Graduate School of Biotechnology and Crop Biotech Institute, Kyung Hee University, Yongin, Republic of Korea.
China Tobacco Gene Research Center, Zhengzhou Tobacco Research Institute, Zhengzhou, China.
Database (Oxford). 2019 Jan 1;2019. doi: 10.1093/database/baz061.
Transcription factors (TFs) are an important class of regulatory molecules. Despite their importance, only a small number of genes encoding TFs have been characterized in Oryza sativa (rice), often because gene duplication and functional redundancy complicate their analysis. To address this challenge, we developed a web-based tool called the Rice Transcription Factor Phylogenomics Database (RTFDB) and demonstrate its application for predicting TF function. The RTFDB hosts transcriptome and co-expression analyses. Sources include high-throughput data from oligonucleotide microarray (Affymetrix and Agilent) as well as RNA-Seq-based expression profiles. We used the RTFDB to identify tissue-specific and stress-related gene expression. Subsequently, 273 genes preferentially expressed in specific tissues or organs, 455 genes showing a differential expression pattern in response to 4 abiotic stresses, 179 genes responsive to infection of various pathogens and 512 genes showing differential accumulation in response to various hormone treatments were identified through the meta-expression analysis. Pairwise Pearson correlation coefficient analysis between paralogous genes in a phylogenetic tree was used to assess their expression collinearity and thereby provides a hint on their genetic redundancy. Integrating transcriptome with the gene evolutionary information reveals the possible functional redundancy or dominance played by paralog genes in a highly duplicated genome such as rice. With this method, we estimated a predominant role for 83.3% (65/78) of the TF or transcriptional regulator genes that had been characterized via loss-of-function studies. In this regard, the proposed method is applicable for functional studies of other plant species with annotated genome.

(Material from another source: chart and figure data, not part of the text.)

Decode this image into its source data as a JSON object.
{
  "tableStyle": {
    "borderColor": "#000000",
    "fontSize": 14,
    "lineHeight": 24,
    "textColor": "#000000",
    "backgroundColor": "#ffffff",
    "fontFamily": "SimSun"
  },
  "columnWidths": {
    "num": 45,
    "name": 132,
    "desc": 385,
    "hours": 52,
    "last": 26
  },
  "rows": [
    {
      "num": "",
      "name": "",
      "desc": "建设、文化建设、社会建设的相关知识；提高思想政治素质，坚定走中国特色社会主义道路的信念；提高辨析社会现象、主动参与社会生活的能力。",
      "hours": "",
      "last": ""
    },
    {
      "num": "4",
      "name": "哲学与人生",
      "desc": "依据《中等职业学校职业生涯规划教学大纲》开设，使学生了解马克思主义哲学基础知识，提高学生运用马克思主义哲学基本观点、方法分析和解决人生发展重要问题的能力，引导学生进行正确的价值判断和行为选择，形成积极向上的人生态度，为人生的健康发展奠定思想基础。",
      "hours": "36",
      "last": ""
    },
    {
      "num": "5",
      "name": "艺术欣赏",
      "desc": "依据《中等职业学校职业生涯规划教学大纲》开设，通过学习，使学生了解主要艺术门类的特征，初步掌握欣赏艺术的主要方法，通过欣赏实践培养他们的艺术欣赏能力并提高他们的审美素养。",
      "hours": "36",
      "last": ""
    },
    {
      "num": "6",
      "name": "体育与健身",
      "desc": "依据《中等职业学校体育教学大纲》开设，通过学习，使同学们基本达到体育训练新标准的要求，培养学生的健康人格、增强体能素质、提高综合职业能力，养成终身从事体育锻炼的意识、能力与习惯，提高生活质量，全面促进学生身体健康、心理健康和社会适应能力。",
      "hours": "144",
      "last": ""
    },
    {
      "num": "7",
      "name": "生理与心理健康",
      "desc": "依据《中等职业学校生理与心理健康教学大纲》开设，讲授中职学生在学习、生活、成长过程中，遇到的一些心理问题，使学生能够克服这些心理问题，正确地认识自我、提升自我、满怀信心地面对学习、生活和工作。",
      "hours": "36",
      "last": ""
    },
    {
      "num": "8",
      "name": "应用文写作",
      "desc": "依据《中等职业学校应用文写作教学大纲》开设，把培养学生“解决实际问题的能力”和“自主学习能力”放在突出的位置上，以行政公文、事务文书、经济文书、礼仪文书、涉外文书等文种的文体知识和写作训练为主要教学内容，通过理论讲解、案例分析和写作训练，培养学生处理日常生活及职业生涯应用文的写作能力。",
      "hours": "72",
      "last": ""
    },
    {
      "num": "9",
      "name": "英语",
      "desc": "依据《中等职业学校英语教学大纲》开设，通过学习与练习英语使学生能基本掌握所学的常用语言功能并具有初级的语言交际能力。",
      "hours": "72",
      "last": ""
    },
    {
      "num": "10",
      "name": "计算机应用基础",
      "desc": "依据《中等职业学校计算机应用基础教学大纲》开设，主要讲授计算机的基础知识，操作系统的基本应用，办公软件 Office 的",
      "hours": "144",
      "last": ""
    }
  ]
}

转录因子(TFs)是一类重要的调控分子。尽管它们很重要,但在水稻(Oryza sativa)中,只有少数编码 TFs 的基因被鉴定出来,这通常是因为基因复制和功能冗余使它们的分析变得复杂。为了解决这个挑战,我们开发了一个名为 Rice Transcription Factor Phylogenomics Database(RTFDB)的基于网络的工具,并展示了它在预测 TF 功能方面的应用。RTFDB 提供了转录组和共表达分析。其来源包括寡核苷酸微阵列(Affymetrix 和 Agilent)的高通量数据以及基于 RNA-Seq 的表达谱。我们使用 RTFDB 来鉴定组织特异性和应激相关的基因表达。随后,通过元表达分析,鉴定出了 273 个在特定组织或器官中优先表达的基因、455 个对 4 种非生物胁迫表现出差异表达模式的基因、179 个对各种病原体感染有反应的基因和 512 个对各种激素处理表现出差异积累的基因。通过对系统发育树中旁系同源基因之间的成对 Pearson 相关系数分析,评估它们的表达共线性,从而提示它们的遗传冗余。将转录组与基因进化信息整合,可以揭示在高度重复的基因组(如水稻)中,旁系同源基因的可能功能冗余或优势。通过这种方法,我们估计了通过功能丧失研究已经鉴定出来的 78 个 TF 或转录调控因子基因中的 83.3%(65/78)起主要作用。在这方面,该方法适用于具有注释基因组的其他植物物种的功能研究。